[LLVM Dev] [Discussion] Function-based parallel LLVM backend code generation

Hi, community:

For the sake of our business need, I want to enable "Function-based parallel code generation" to boost up the compilation of single module, please see the details of the design and provide your feedbacks on below aspects, thanks!
1. Is this idea the proper solution for my requirement
2. This new feature will be enabled by llc -thd=N and has no impact on original llc when -thd=1
3. Can this new feature of llc be accepted by community and merged into LLVM code tree

Patches
The patch is divided into four separated parts, the all-in-one patch could be found here:
http://llvm-reviews.chandlerc.com/D1152

Design

Background
1. Our business need to compile C/C++ source files into LLVM IR and link them into a big BC file; the big BC file is then compiled into binary code on different arch/target devices.
2. Backend code generation is a time-consuming activity happened on target device which makes it an important user experience.
3. Make -j or file based parallelism can't help here since there is only one big BC file; function-based parallel LLVM backend code generation is a good solution to improve compilation time which will fully utilize multi-cores.

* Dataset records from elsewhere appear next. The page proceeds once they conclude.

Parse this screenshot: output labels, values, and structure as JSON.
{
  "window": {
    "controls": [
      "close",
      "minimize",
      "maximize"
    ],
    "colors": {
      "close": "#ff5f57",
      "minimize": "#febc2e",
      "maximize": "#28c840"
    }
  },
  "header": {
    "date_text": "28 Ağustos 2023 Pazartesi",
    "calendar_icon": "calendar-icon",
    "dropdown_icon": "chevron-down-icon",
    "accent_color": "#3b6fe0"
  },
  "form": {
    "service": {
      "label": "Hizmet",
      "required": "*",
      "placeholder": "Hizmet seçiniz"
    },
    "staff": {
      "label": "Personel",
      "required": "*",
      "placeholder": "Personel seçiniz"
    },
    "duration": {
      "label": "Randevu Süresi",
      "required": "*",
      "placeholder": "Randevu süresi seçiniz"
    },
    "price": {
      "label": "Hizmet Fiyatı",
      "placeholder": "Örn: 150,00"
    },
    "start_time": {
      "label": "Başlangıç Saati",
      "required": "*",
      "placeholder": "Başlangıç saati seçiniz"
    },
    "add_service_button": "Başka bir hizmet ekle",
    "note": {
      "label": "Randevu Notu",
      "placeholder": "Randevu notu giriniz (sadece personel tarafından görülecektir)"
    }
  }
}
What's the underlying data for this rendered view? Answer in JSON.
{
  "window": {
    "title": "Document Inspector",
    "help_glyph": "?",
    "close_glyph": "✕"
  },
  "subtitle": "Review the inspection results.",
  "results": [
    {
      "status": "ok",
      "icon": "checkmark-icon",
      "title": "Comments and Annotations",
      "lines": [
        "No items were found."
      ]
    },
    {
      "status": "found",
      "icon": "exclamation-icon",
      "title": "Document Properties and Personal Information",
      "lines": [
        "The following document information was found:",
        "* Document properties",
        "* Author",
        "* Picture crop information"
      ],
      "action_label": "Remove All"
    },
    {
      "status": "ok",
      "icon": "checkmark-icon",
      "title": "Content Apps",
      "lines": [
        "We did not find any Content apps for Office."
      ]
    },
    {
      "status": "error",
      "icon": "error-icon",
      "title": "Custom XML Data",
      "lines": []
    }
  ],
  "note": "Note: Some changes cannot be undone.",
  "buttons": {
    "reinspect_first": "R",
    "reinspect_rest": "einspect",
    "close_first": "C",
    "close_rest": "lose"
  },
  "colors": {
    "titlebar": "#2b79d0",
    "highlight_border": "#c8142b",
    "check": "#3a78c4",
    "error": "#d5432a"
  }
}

Overall design strategy and goal
1. Generate totally same binary as what single thread output
2. No impacts on single thread performance & conformance
3. Little impacts on LLVM code infrastructure

Current status and test result
1. Parallel llc can generate same code as single thread by "objdump -d", it could pass 10 hours stress test for all performance benchmark
2. Parallel llc can introduce ~2.9X performance gain on XEON sever for 4 threads

Thanks
Wan Xiaofei

Parallel.CG.7z (24.1 KB)

While I think the end goal you’re describing is close to the correct one, I see the high-level strategy for getting there somewhat differently:

  1. The code generators are only one collection of function passes that might be parallelized. Many others might also be parallelized profitably. The design for parallelism within LLVM’s pass management infrastructure should be sufficiently generic to express all of these use cases.

  2. The idea of having multiple pass managers necessitates (unless I misunderstand) duplicating a fair amount of state. For example, the caches in immutable analysis passes would no longer be shared, etc. I think that is really unfortunate, and would prefer instead to use parallelizing pass managers that are in fact responsible for the scheduling of passes.

  3. It doesn’t provide a strategy for parallelizing the leaves of a CGSCC pass manager which is where a significant portion of the potential parallelism is available within the middle end.

  4. It doesn’t deal with the (numerous) parts of LLVM that are not actually thread safe today. They may happen to work with the code generators you’re happening to test, but there is no guarantee. Notable things to think about here are computing new types, the use-def lists of globals, commandline flags, and static state variables. While our intent has been to avoid problems with the last two that could preclude parallelism, it seems unlikely that we have succeeded without thorough testing to this point. Instead, I fear we have leaned heavily on the crutch of one-thread-per-LLVMContext.

  5. It adds more complexity onto the poorly designed pass manager infrastructure. Personally, I think that cleanups to the design and architecture of the pass manager should be prioritized above adding new functionality like parallelism. However, so far no one has really had time to do this (including myself). While I would like to have time in the future to do this, as with everything else in OSS, it won’t be real until the patches start flowing.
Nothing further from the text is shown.